Article | Clasico Et Derby | mardi 15 novembre 2005 à 22:11  | Ajouter aux favoris / Partager  | Email

Jorge Valdano avait demandé sa venue au Real Madrid en 1994...

mais à cette époque le compte courant du club que présidait Ramon Mendoza proposait plus de chiffres en rouge qu'en gras et l'opération s'est révélée être impossible. Le FC Barcelone a profité pour recruter le Portugais, de cela et de la duplicité de contrats signés par Figo avec Parme et la Juventus qui l'a empêchée de jouer en Italie. Il n'a pas tardé à devenir une icône pour le Barcelonisme et un cauchemar pour les madridistas, qui en ont souffert jusqu'à l'apparition de Florentino Pérez pour rompre le marché des transferts et le vêtir de blanc.

Peu de footballeurs ont éveillé tant de passion et de haine dans le football espagnol comme Figo, qui a atteint sa meilleure version vêtu d'azulgrana dans les clasicos face au Real Madrid.
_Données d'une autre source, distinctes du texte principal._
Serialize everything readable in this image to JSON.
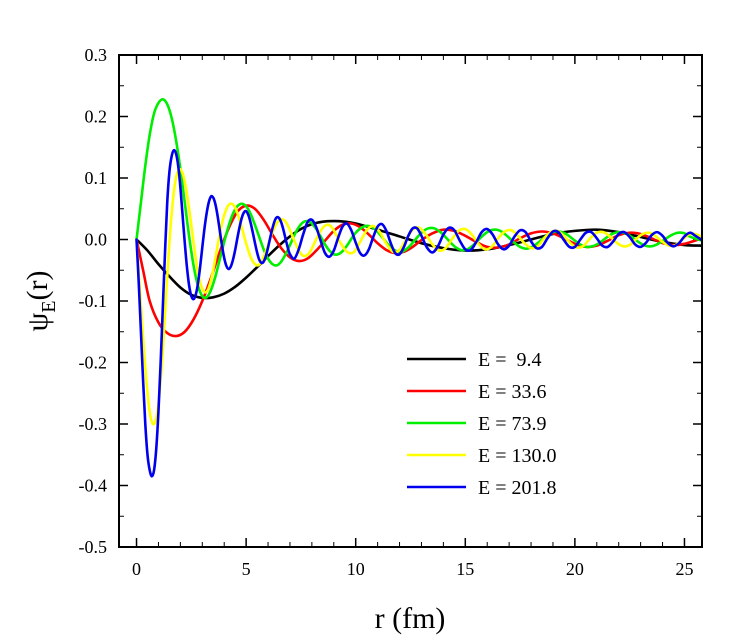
{
  "chart_data": {
    "type": "line",
    "title": "",
    "xlabel": "r (fm)",
    "ylabel": {
      "base": "ψ",
      "sub": "E",
      "suffix": "(r)"
    },
    "xlim": [
      -0.8,
      25.8
    ],
    "ylim": [
      -0.5,
      0.3
    ],
    "xticks": [
      0,
      5,
      10,
      15,
      20,
      25
    ],
    "xtick_labels": [
      "0",
      "5",
      "10",
      "15",
      "20",
      "25"
    ],
    "yticks": [
      -0.5,
      -0.4,
      -0.3,
      -0.2,
      -0.1,
      0.0,
      0.1,
      0.2,
      0.3
    ],
    "ytick_labels": [
      "-0.5",
      "-0.4",
      "-0.3",
      "-0.2",
      "-0.1",
      "0.0",
      "0.1",
      "0.2",
      "0.3"
    ],
    "grid": false,
    "legend_position": "lower-right",
    "series": [
      {
        "name": "E =  9.4",
        "color": "#000000",
        "x": [
          0,
          0.5,
          1,
          1.5,
          2,
          2.5,
          3,
          3.5,
          4,
          4.5,
          5,
          5.5,
          6,
          6.5,
          7,
          7.5,
          8,
          8.5,
          9,
          9.5,
          10,
          11,
          12,
          13,
          14,
          15,
          16,
          17,
          18,
          19,
          20,
          21,
          22,
          23,
          24,
          25,
          25.8
        ],
        "y": [
          0,
          -0.018,
          -0.04,
          -0.06,
          -0.078,
          -0.09,
          -0.095,
          -0.094,
          -0.088,
          -0.077,
          -0.062,
          -0.045,
          -0.027,
          -0.01,
          0.005,
          0.017,
          0.025,
          0.029,
          0.03,
          0.029,
          0.026,
          0.016,
          0.005,
          -0.006,
          -0.014,
          -0.018,
          -0.016,
          -0.009,
          0.0,
          0.009,
          0.014,
          0.016,
          0.012,
          0.004,
          -0.004,
          -0.009,
          -0.01
        ]
      },
      {
        "name": "E = 33.6",
        "color": "#ff0000",
        "x": [
          0,
          0.3,
          0.6,
          1,
          1.4,
          1.8,
          2.2,
          2.6,
          3,
          3.4,
          3.8,
          4.2,
          4.6,
          5,
          5.4,
          5.8,
          6.2,
          6.6,
          7,
          7.4,
          7.8,
          8.2,
          8.6,
          9,
          9.4,
          9.8,
          10.2,
          10.6,
          11,
          11.4,
          11.8,
          12.2,
          12.6,
          13,
          13.5,
          14,
          14.5,
          15,
          15.5,
          16,
          16.5,
          17,
          17.5,
          18,
          18.5,
          19,
          19.5,
          20,
          20.5,
          21,
          21.5,
          22,
          22.5,
          23,
          23.5,
          24,
          24.5,
          25,
          25.8
        ],
        "y": [
          0,
          -0.05,
          -0.1,
          -0.135,
          -0.152,
          -0.157,
          -0.15,
          -0.13,
          -0.1,
          -0.062,
          -0.02,
          0.018,
          0.045,
          0.055,
          0.05,
          0.032,
          0.008,
          -0.014,
          -0.029,
          -0.035,
          -0.031,
          -0.018,
          -0.002,
          0.014,
          0.024,
          0.026,
          0.02,
          0.008,
          -0.006,
          -0.017,
          -0.022,
          -0.02,
          -0.012,
          -0.001,
          0.01,
          0.016,
          0.014,
          0.006,
          -0.004,
          -0.012,
          -0.013,
          -0.008,
          0.002,
          0.01,
          0.013,
          0.01,
          0.002,
          -0.007,
          -0.012,
          -0.01,
          -0.002,
          0.007,
          0.011,
          0.009,
          0.002,
          -0.006,
          -0.009,
          -0.007,
          0.002
        ]
      },
      {
        "name": "E = 73.9",
        "color": "#00ee00",
        "x": [
          0,
          0.2,
          0.4,
          0.6,
          0.8,
          1,
          1.2,
          1.4,
          1.6,
          1.8,
          2,
          2.2,
          2.4,
          2.6,
          2.8,
          3,
          3.2,
          3.4,
          3.6,
          3.8,
          4,
          4.2,
          4.4,
          4.6,
          4.8,
          5,
          5.2,
          5.4,
          5.6,
          5.8,
          6,
          6.2,
          6.4,
          6.6,
          6.8,
          7,
          7.2,
          7.4,
          7.6,
          7.8,
          8,
          8.2,
          8.4,
          8.6,
          8.8,
          9,
          9.2,
          9.4,
          9.6,
          9.8,
          10,
          10.3,
          10.6,
          10.9,
          11.2,
          11.5,
          11.8,
          12.1,
          12.4,
          12.7,
          13,
          13.3,
          13.6,
          13.9,
          14.2,
          14.5,
          14.8,
          15.1,
          15.4,
          15.7,
          16,
          16.3,
          16.6,
          16.9,
          17.2,
          17.5,
          17.8,
          18.1,
          18.4,
          18.7,
          19,
          19.3,
          19.6,
          19.9,
          20.2,
          20.5,
          20.8,
          21.1,
          21.4,
          21.7,
          22,
          22.3,
          22.6,
          22.9,
          23.2,
          23.5,
          23.8,
          24.1,
          24.4,
          24.7,
          25,
          25.3,
          25.8
        ],
        "y": [
          0,
          0.06,
          0.12,
          0.17,
          0.205,
          0.222,
          0.228,
          0.22,
          0.198,
          0.162,
          0.115,
          0.06,
          0.005,
          -0.042,
          -0.075,
          -0.092,
          -0.094,
          -0.082,
          -0.06,
          -0.032,
          -0.004,
          0.022,
          0.042,
          0.054,
          0.058,
          0.054,
          0.042,
          0.024,
          0.004,
          -0.016,
          -0.031,
          -0.04,
          -0.042,
          -0.036,
          -0.024,
          -0.009,
          0.007,
          0.02,
          0.028,
          0.03,
          0.026,
          0.017,
          0.005,
          -0.008,
          -0.018,
          -0.024,
          -0.024,
          -0.019,
          -0.01,
          0.001,
          0.011,
          0.02,
          0.022,
          0.016,
          0.004,
          -0.009,
          -0.018,
          -0.02,
          -0.013,
          -0.001,
          0.011,
          0.018,
          0.018,
          0.011,
          0.0,
          -0.011,
          -0.017,
          -0.016,
          -0.008,
          0.003,
          0.012,
          0.016,
          0.014,
          0.006,
          -0.004,
          -0.012,
          -0.015,
          -0.011,
          -0.003,
          0.006,
          0.012,
          0.013,
          0.009,
          0.001,
          -0.007,
          -0.012,
          -0.011,
          -0.006,
          0.002,
          0.009,
          0.012,
          0.01,
          0.004,
          -0.004,
          -0.01,
          -0.011,
          -0.007,
          0.0,
          0.007,
          0.011,
          0.01,
          0.004,
          -0.002
        ]
      },
      {
        "name": "E = 130.0",
        "color": "#ffff00",
        "x": [
          0,
          0.15,
          0.3,
          0.45,
          0.6,
          0.75,
          0.9,
          1.05,
          1.2,
          1.35,
          1.5,
          1.65,
          1.8,
          1.95,
          2.1,
          2.25,
          2.4,
          2.55,
          2.7,
          2.85,
          3,
          3.15,
          3.3,
          3.45,
          3.6,
          3.75,
          3.9,
          4.05,
          4.2,
          4.35,
          4.5,
          4.65,
          4.8,
          4.95,
          5.1,
          5.25,
          5.4,
          5.55,
          5.7,
          5.85,
          6,
          6.15,
          6.3,
          6.45,
          6.6,
          6.75,
          6.9,
          7.05,
          7.2,
          7.35,
          7.5,
          7.65,
          7.8,
          7.95,
          8.1,
          8.25,
          8.4,
          8.55,
          8.7,
          8.85,
          9,
          9.3,
          9.6,
          9.9,
          10.2,
          10.5,
          10.8,
          11.1,
          11.4,
          11.7,
          12,
          12.3,
          12.6,
          12.9,
          13.2,
          13.5,
          13.8,
          14.1,
          14.4,
          14.7,
          15,
          15.3,
          15.6,
          15.9,
          16.2,
          16.5,
          16.8,
          17.1,
          17.4,
          17.7,
          18,
          18.3,
          18.6,
          18.9,
          19.2,
          19.5,
          19.8,
          20.1,
          20.4,
          20.7,
          21,
          21.3,
          21.6,
          21.9,
          22.2,
          22.5,
          22.8,
          23.1,
          23.4,
          23.7,
          24,
          24.3,
          24.6,
          24.9,
          25.2,
          25.5,
          25.8
        ],
        "y": [
          0,
          -0.08,
          -0.16,
          -0.23,
          -0.28,
          -0.3,
          -0.29,
          -0.25,
          -0.18,
          -0.09,
          -0.005,
          0.06,
          0.1,
          0.114,
          0.108,
          0.085,
          0.05,
          0.01,
          -0.03,
          -0.062,
          -0.08,
          -0.086,
          -0.078,
          -0.058,
          -0.03,
          0.0,
          0.026,
          0.045,
          0.056,
          0.058,
          0.052,
          0.038,
          0.02,
          0.0,
          -0.018,
          -0.032,
          -0.04,
          -0.042,
          -0.036,
          -0.024,
          -0.009,
          0.007,
          0.02,
          0.029,
          0.033,
          0.031,
          0.023,
          0.011,
          -0.002,
          -0.014,
          -0.023,
          -0.027,
          -0.025,
          -0.018,
          -0.007,
          0.004,
          0.014,
          0.021,
          0.024,
          0.022,
          0.015,
          -0.005,
          -0.02,
          -0.021,
          -0.004,
          0.015,
          0.022,
          0.012,
          -0.007,
          -0.02,
          -0.017,
          0.0,
          0.016,
          0.019,
          0.008,
          -0.008,
          -0.018,
          -0.014,
          0.001,
          0.014,
          0.017,
          0.008,
          -0.007,
          -0.016,
          -0.012,
          0.002,
          0.013,
          0.015,
          0.006,
          -0.006,
          -0.014,
          -0.011,
          0.002,
          0.012,
          0.014,
          0.006,
          -0.006,
          -0.013,
          -0.01,
          0.002,
          0.011,
          0.012,
          0.005,
          -0.005,
          -0.011,
          -0.009,
          0.001,
          0.009,
          0.011,
          0.005,
          -0.004,
          -0.01,
          -0.009,
          0.0,
          0.008,
          0.009,
          0.004
        ]
      },
      {
        "name": "E = 201.8",
        "color": "#0000ee",
        "x": [
          0,
          0.1,
          0.2,
          0.3,
          0.4,
          0.5,
          0.6,
          0.7,
          0.8,
          0.9,
          1.0,
          1.1,
          1.2,
          1.3,
          1.4,
          1.5,
          1.6,
          1.7,
          1.8,
          1.9,
          2.0,
          2.1,
          2.2,
          2.3,
          2.4,
          2.5,
          2.6,
          2.7,
          2.8,
          2.9,
          3.0,
          3.1,
          3.2,
          3.3,
          3.4,
          3.5,
          3.6,
          3.7,
          3.8,
          3.9,
          4.0,
          4.1,
          4.2,
          4.3,
          4.4,
          4.5,
          4.6,
          4.7,
          4.8,
          4.9,
          5.0,
          5.1,
          5.2,
          5.3,
          5.4,
          5.5,
          5.6,
          5.7,
          5.8,
          5.9,
          6.0,
          6.1,
          6.2,
          6.3,
          6.4,
          6.5,
          6.6,
          6.7,
          6.8,
          6.9,
          7.0,
          7.2,
          7.4,
          7.6,
          7.8,
          8.0,
          8.2,
          8.4,
          8.6,
          8.8,
          9.0,
          9.2,
          9.4,
          9.6,
          9.8,
          10.0,
          10.2,
          10.4,
          10.6,
          10.8,
          11.0,
          11.2,
          11.4,
          11.6,
          11.8,
          12.0,
          12.2,
          12.4,
          12.6,
          12.8,
          13.0,
          13.25,
          13.5,
          13.75,
          14.0,
          14.25,
          14.5,
          14.75,
          15.0,
          15.25,
          15.5,
          15.75,
          16.0,
          16.25,
          16.5,
          16.75,
          17.0,
          17.25,
          17.5,
          17.75,
          18.0,
          18.25,
          18.5,
          18.75,
          19.0,
          19.25,
          19.5,
          19.75,
          20.0,
          20.25,
          20.5,
          20.75,
          21.0,
          21.25,
          21.5,
          21.75,
          22.0,
          22.25,
          22.5,
          22.75,
          23.0,
          23.25,
          23.5,
          23.75,
          24.0,
          24.25,
          24.5,
          24.75,
          25.0,
          25.25,
          25.5,
          25.8
        ],
        "y": [
          0,
          -0.07,
          -0.15,
          -0.23,
          -0.3,
          -0.35,
          -0.375,
          -0.385,
          -0.375,
          -0.34,
          -0.28,
          -0.2,
          -0.11,
          -0.02,
          0.06,
          0.11,
          0.135,
          0.145,
          0.14,
          0.12,
          0.085,
          0.04,
          -0.005,
          -0.045,
          -0.075,
          -0.092,
          -0.097,
          -0.09,
          -0.072,
          -0.045,
          -0.013,
          0.018,
          0.043,
          0.061,
          0.07,
          0.068,
          0.057,
          0.038,
          0.014,
          -0.01,
          -0.03,
          -0.043,
          -0.048,
          -0.044,
          -0.033,
          -0.017,
          0.002,
          0.02,
          0.035,
          0.044,
          0.046,
          0.04,
          0.028,
          0.012,
          -0.005,
          -0.021,
          -0.033,
          -0.038,
          -0.036,
          -0.027,
          -0.013,
          0.003,
          0.018,
          0.03,
          0.036,
          0.035,
          0.028,
          0.016,
          0.001,
          -0.013,
          -0.024,
          -0.031,
          -0.016,
          0.008,
          0.028,
          0.032,
          0.02,
          -0.002,
          -0.022,
          -0.028,
          -0.018,
          0.003,
          0.021,
          0.026,
          0.015,
          -0.005,
          -0.022,
          -0.026,
          -0.016,
          0.004,
          0.021,
          0.025,
          0.014,
          -0.006,
          -0.022,
          -0.024,
          -0.012,
          0.006,
          0.018,
          0.018,
          0.006,
          -0.013,
          -0.021,
          -0.011,
          0.008,
          0.019,
          0.015,
          -0.002,
          -0.016,
          -0.017,
          -0.004,
          0.012,
          0.017,
          0.008,
          -0.008,
          -0.016,
          -0.01,
          0.005,
          0.015,
          0.012,
          -0.003,
          -0.014,
          -0.012,
          0.002,
          0.013,
          0.012,
          -0.001,
          -0.012,
          -0.012,
          0.0,
          0.011,
          0.012,
          0.002,
          -0.01,
          -0.012,
          -0.003,
          0.009,
          0.012,
          0.004,
          -0.008,
          -0.012,
          -0.005,
          0.007,
          0.012,
          0.006,
          -0.006,
          -0.011,
          -0.006,
          0.005,
          0.011,
          0.006,
          -0.001
        ]
      }
    ]
  }
}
L'aile droite du FC Barcelone a été la sienne durant 5 saisons et l'un de ses rivaux qui a subi le plus de courses, de dribles et de centres fut Roberto Carlos. Les joueurs qui ont tant exigés au latéral brésilien peuvent se compter sur le doigt de la main, qui avait besoin d'être à 100 % physiquement pour ne pas être mis en évidence.

C'est que l'une des spécialités de Figo était de montrer au public les carences des hommes chargés de son marquage. Peu en sont sortis indemnes et le Camp Nou ainsi que le Santiago Bernabéu en ont profité et en ont souffert. Joueur d'une forte personnalité et d'un caractère de battant, Figo ne s'est jamais caché et la pression du public rival ne faisait que le motiver encore plus.

Orgueilleux comme personne, il n'hésitait pas à demander le ballon et à assumer l'initiative lorsque ses coéquipiers baissaient d'un ton. Et le meilleur endroit pour cela était le clasico, avec le pays entier ayant rimé les yeux sur lui. Les bons supporters du FC Barcelone rappelleront encore le splendide but qu'il a marqué à Bodo Illgner au Camp Nou, de la même manière que les supporters madrilènes savourent encore le but marqué à Bonano au Bernabéu et qui a servi au Real Madrid pour battre le 2-0 le FC Barcelone. C'était le temps additionnel et le Real Madrid aurait gagné de la même manière sans ce but, mais ces dernières années peu de buts ont été fêtés avec une telle intensité à Chamartín que celui-ci.


Le cochon et le banc des remplaçants

Mais liés à ces clasicos apparaissent également 3 des moments les plus désagréables de sa brillante carrière. Sa première visite au Camp Nou comme joueur du Real Madrid a été tout spécialement traumatisante pour lui. Le public qui quelques mois auparavant l'idolâtrait a transformé cet amour par une haine viscérale qui a tellement impacté Figo qu'il est devenu depuis ce jour un peu plus madridista. Les pancartes qui peuplaient le stade et les billets avec son image lancés depuis les gradins figurent encore à coup sur dans la mémoire du joueur à présent de l'Inter.

Comme il n'aura pas non plus oublié la tête de cochon et les bouteilles, l'une en verre, qui lui ont été jetées lors du clasico 2002, ce qui a provoqué que l'arbitre, Medina Cantalejo, interrompe la rencontre et ordonne aux joueurs du Real Madrid de rejoindre les vestiaires jusqu'à que les esprits se calment. Un quart d'heure plus tard le Real Madrid est revenu sur le terrain et Figo, comme si de rien n'était, s'est rendu directement au corner pour lancer le corner.

Pourtant, aucun de ces moments là ne l'a plus touché que l'année dernière lorsqu'il a su qu'il allait être remplaçant au clasico du Bernabéu. Ce jour-là Figo, blessé dans son orgueil, a senti que son aventure au Real Madrid arrivait à son fin. Et il ne s'est pas trompé.